Ce qui s’est passé là comme naturellement, c’est qu’un certain nombre des déserteurs ont créé un espace politique où composer leur hétérogénéité (c’est nous qui soulignons), un espace certes éphémère, certes insuffisamment organisé, mais rejoignable et, le temps d’un printemps, réellement existant. Le cortège de tête s’est fait comme le réceptacle de la fragmentation générale. Comme si, en perdant toute force d’agrégation, cette « société » libérait de toute part de petits noyaux autonomes, territorialement, sectoriellement ou politiquement situés, et que ces noyaux avaient pour une fois trouvé à se grouper » (p. 29-30). La confrontation de ces pratiques de tête de cortège aux cordons de CRS qui cherchent à en donner le rythme lève une ambiguïté. Ce qui est en jeu relève moins de la violence des uns ou des autres que du politique.

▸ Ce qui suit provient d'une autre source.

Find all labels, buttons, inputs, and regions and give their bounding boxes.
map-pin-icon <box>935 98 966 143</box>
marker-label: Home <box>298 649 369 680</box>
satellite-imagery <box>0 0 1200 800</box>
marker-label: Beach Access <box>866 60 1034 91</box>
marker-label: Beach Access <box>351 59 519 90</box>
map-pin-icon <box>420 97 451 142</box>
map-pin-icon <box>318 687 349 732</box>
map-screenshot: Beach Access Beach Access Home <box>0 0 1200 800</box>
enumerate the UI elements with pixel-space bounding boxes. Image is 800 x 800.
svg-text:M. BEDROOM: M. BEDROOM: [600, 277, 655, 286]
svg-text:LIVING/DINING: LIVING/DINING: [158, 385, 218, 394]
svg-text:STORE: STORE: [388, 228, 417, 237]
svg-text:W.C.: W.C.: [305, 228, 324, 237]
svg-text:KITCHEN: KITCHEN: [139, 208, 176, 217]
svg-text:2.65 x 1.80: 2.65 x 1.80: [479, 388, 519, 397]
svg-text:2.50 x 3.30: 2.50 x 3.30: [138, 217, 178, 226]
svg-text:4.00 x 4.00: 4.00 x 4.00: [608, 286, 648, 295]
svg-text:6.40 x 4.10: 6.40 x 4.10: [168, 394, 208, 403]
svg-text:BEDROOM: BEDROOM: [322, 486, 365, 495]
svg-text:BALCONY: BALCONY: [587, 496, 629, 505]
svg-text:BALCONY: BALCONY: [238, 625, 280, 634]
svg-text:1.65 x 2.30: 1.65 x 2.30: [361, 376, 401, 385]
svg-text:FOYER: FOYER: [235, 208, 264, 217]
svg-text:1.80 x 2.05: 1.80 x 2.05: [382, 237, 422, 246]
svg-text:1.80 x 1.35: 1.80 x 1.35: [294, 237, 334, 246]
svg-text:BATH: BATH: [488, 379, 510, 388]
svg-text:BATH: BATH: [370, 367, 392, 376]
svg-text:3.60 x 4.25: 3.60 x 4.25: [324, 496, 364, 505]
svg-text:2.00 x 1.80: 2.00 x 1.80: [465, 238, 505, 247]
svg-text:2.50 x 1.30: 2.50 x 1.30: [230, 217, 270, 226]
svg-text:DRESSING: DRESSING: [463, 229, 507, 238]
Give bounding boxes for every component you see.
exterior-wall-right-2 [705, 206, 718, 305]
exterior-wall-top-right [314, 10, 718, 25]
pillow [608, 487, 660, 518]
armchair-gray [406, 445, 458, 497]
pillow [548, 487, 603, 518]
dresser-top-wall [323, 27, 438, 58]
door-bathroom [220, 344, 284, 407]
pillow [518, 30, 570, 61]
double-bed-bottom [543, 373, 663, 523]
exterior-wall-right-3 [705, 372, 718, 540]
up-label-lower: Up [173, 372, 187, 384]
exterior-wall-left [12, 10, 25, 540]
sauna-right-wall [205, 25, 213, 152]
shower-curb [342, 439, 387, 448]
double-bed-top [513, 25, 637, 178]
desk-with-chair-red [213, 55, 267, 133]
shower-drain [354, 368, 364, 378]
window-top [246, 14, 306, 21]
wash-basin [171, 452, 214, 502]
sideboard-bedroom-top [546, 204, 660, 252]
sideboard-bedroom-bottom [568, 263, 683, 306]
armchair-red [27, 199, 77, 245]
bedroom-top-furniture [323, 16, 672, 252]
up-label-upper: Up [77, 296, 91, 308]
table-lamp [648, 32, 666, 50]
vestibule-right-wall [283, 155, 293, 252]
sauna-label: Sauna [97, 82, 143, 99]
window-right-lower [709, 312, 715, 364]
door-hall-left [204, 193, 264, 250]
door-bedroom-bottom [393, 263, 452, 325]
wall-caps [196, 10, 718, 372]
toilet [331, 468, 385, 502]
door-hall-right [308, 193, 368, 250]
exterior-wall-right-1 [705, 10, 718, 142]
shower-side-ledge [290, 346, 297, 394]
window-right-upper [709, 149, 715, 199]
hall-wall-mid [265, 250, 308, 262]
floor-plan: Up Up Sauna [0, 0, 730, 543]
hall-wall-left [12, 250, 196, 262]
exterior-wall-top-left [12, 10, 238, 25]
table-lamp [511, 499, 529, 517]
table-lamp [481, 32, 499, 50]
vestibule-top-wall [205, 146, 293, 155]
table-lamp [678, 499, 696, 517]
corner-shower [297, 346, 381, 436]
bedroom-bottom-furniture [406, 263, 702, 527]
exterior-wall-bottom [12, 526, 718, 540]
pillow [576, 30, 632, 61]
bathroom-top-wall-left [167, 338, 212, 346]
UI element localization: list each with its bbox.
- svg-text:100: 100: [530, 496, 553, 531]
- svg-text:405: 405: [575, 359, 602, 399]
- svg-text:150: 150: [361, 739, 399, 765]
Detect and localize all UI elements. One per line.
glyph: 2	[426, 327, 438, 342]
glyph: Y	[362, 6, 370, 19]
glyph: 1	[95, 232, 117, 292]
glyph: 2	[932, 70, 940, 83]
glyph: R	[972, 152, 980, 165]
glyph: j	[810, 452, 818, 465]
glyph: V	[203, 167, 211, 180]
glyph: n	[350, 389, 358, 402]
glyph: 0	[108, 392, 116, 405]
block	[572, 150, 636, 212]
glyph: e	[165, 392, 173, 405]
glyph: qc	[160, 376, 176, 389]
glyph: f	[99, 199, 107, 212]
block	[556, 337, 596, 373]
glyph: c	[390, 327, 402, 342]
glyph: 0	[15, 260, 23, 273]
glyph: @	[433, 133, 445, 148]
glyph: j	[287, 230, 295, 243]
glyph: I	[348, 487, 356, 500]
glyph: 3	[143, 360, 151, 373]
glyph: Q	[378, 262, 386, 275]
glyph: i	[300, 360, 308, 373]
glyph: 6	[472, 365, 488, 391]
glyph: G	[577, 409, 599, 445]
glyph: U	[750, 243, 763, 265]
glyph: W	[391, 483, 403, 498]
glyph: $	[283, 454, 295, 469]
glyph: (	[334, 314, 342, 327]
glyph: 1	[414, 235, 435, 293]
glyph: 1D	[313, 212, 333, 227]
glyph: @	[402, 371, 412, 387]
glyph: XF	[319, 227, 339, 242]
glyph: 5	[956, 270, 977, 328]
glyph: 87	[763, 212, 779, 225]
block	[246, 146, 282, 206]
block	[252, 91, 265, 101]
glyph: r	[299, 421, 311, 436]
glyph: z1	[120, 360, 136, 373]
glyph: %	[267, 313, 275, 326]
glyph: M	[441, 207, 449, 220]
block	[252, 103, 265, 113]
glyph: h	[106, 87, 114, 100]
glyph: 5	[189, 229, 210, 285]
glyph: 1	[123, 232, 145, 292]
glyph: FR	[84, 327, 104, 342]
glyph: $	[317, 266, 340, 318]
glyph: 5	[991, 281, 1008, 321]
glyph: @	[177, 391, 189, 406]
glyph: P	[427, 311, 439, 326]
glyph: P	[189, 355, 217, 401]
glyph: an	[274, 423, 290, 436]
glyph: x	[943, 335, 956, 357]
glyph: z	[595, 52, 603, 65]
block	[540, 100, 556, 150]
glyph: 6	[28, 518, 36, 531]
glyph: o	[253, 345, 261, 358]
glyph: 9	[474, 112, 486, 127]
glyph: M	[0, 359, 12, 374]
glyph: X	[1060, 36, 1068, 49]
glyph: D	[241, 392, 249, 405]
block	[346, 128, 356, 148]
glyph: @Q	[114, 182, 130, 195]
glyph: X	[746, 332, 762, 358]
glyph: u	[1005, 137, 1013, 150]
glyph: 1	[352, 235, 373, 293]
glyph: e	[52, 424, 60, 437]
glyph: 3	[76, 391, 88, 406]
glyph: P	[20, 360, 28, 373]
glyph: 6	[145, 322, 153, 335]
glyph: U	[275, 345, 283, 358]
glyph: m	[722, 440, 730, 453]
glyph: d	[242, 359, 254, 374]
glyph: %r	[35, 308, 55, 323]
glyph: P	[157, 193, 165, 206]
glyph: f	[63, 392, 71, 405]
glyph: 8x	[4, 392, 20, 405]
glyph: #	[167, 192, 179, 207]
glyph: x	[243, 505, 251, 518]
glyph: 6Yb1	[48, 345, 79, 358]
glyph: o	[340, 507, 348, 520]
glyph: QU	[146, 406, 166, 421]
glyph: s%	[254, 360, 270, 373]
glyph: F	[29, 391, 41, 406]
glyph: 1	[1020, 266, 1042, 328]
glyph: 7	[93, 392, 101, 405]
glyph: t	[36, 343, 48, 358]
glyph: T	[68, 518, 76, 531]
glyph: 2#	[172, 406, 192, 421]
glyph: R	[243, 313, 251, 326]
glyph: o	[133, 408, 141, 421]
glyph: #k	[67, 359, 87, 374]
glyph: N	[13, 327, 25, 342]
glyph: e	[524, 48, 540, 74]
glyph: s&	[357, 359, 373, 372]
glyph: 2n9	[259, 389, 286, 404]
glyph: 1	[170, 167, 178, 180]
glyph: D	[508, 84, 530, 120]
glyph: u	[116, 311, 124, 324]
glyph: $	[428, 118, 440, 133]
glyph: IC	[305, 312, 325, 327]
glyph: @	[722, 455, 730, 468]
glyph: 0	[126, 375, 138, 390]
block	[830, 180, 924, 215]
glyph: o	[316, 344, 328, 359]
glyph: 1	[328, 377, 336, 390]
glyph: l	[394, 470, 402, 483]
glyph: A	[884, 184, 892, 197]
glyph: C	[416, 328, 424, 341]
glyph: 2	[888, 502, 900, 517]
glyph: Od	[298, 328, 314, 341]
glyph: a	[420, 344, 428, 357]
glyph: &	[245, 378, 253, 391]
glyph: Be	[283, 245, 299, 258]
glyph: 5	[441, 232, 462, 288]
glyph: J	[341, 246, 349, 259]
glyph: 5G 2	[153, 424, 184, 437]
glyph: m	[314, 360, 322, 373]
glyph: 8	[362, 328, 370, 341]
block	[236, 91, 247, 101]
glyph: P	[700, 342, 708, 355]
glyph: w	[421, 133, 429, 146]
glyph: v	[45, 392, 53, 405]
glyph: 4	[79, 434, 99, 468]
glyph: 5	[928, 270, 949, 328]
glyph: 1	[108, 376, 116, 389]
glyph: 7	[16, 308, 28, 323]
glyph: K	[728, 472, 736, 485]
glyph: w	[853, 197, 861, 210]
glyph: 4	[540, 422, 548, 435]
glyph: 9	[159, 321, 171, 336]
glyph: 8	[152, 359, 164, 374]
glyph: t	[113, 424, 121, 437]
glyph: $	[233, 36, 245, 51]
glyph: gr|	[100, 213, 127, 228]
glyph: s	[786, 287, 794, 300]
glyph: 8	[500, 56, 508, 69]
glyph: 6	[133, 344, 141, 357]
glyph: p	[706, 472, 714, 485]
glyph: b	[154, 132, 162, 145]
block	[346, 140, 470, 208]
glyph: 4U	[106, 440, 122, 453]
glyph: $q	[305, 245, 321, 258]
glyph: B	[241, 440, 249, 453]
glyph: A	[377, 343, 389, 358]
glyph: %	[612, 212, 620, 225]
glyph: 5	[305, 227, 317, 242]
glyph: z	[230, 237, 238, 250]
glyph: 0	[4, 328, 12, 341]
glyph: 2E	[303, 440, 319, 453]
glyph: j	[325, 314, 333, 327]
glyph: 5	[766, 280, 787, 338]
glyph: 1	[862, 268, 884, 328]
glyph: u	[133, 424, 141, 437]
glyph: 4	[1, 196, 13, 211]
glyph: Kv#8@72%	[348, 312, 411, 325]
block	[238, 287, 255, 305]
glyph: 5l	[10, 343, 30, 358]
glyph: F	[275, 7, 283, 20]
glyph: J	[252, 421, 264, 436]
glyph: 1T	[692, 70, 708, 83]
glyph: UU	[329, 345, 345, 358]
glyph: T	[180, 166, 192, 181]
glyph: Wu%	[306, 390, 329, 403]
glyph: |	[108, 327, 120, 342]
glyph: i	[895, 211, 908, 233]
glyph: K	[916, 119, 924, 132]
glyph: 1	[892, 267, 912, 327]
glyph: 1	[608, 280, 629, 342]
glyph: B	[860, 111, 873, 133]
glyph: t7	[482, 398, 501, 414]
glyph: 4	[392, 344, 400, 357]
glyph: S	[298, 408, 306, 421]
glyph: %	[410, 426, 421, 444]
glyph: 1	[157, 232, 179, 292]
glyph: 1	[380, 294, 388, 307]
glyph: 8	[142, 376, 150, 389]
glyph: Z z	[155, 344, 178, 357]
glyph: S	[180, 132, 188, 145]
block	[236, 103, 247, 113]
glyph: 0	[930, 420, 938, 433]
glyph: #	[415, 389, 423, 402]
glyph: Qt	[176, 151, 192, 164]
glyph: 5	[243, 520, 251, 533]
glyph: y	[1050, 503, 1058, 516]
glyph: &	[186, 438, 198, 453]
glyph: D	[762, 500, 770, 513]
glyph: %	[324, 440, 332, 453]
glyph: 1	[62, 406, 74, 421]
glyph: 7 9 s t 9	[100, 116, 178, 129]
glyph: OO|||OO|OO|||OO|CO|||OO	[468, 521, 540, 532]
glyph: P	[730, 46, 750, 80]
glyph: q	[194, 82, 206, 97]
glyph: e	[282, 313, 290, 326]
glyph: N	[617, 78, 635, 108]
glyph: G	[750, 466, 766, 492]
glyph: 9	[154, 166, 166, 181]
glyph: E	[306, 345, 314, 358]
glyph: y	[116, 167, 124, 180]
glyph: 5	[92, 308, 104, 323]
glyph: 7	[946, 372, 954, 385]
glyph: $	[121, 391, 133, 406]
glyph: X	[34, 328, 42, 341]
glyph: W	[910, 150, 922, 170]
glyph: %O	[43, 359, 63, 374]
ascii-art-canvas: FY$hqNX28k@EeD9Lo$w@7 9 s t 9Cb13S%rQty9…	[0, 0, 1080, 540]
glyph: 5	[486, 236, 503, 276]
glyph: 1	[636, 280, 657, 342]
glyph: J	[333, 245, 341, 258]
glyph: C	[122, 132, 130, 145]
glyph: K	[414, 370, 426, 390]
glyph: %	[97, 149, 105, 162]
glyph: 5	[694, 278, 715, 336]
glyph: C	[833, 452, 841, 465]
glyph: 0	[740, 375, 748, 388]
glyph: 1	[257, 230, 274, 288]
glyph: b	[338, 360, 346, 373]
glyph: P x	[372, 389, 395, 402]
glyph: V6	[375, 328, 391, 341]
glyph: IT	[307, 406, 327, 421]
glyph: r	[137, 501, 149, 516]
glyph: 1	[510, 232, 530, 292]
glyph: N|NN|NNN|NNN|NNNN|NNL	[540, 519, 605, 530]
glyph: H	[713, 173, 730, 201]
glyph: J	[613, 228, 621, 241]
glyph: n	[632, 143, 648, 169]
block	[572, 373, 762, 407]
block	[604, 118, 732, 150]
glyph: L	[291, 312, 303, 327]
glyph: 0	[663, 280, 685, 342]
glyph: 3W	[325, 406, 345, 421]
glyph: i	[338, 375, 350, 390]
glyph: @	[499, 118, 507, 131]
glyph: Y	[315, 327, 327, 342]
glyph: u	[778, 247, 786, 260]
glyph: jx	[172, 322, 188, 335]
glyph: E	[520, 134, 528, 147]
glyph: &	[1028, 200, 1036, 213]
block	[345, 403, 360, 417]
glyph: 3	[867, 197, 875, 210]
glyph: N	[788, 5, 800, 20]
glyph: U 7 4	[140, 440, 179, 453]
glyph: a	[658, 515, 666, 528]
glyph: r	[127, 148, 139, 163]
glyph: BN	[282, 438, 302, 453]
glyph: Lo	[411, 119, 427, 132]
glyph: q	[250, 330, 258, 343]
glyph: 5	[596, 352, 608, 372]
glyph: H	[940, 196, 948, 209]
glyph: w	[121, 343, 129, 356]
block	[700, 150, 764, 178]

La preuve en est, pour en sortir, « il fallut nasser la totalité de la manifestation » (p. 31) autour du bassin de l’Arsenal. Mais même là, le cortège fut pris à revers par un contre-cortège chantant de joyeux slogans (« Le bon sens, c’est le sens contraire » !) Conclusion ? « Le long printemps français de 2016 aura établi cette évidence : l’émeute, le blocage et l’occupation forment la grammaire politique élémentaire de l’époque. ». Il nous semble que ce type de situation vaut pour d’autres qui fondent ce constat sur l’air du temps.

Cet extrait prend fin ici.